Crypto is dominated by one method that performs numerous arithmetic operations in a tight loop in one method that dominates 90% of the execution time in jit compiled code. LLVM is losing here because of an unfortunate instruction scheduling decision which causes 65% more CPU pipeline stalls. However, after inlining the number to integer conversion, and applying Werner Sharp's patch to inline the vector get/set methods, LLVM's code no longer has the pipeline stall. NanoJIT and LLVM hit parity in this case.

Overall, the results are great for NanoJIT. It also means that we have to work on other parts of the VM until Tamarin sees big improvements on the V8 suite. Be forewarned, this isn't a conclusive experiment in any way shape or form, and evaluating a whole back end on 4 test cases isn't overwhelming evidence. As we build up TESSA to support more benchmarks, we may find LLVM pull ahead by a wide margin. Until then, it looks like a rather neutral result.

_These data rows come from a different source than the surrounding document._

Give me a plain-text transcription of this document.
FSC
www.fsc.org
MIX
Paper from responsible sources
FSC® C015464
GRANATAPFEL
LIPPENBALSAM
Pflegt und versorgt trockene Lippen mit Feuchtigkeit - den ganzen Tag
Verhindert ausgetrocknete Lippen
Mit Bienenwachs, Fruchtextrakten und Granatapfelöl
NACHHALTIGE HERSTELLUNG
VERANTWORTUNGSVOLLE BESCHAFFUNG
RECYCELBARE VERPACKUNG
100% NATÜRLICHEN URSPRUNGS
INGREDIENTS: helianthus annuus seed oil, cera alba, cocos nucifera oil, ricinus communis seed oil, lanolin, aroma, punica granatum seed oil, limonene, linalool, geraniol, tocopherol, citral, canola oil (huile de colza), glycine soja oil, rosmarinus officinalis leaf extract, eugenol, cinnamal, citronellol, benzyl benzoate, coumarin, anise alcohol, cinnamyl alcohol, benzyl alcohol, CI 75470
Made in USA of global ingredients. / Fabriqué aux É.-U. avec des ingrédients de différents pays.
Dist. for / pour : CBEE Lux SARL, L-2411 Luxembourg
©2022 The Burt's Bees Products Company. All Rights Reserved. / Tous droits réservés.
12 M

  1. LightSpark by Alessandro Pignotti is an open source Flash Player implementation that uses LLVM.
  2. Below is a comparison of compilation time of LLVM versus NanoJIT. This chart is measured in multiples, not percentage. (Eg Crypt compiles 6x slower with LLVM than NanoJIT). Note that the compilation time cannot be completely attributed to LLVM. The TESSA IR heavily uses the visitor pattern to traverse the object graph which contributes significantly to the compilation time. I don't have any hard numbers on how much time is spent in LLVM versus the TESSA IR.

    I interpret this finding as LLVM isn't necessarily slow versus NanoJIT compiles extremely fast. For example, the Richards benchmark takes 0.035 seconds to execute one iteration with NanoJIT. LLVM takes 0.110.

Updated to include compilation time.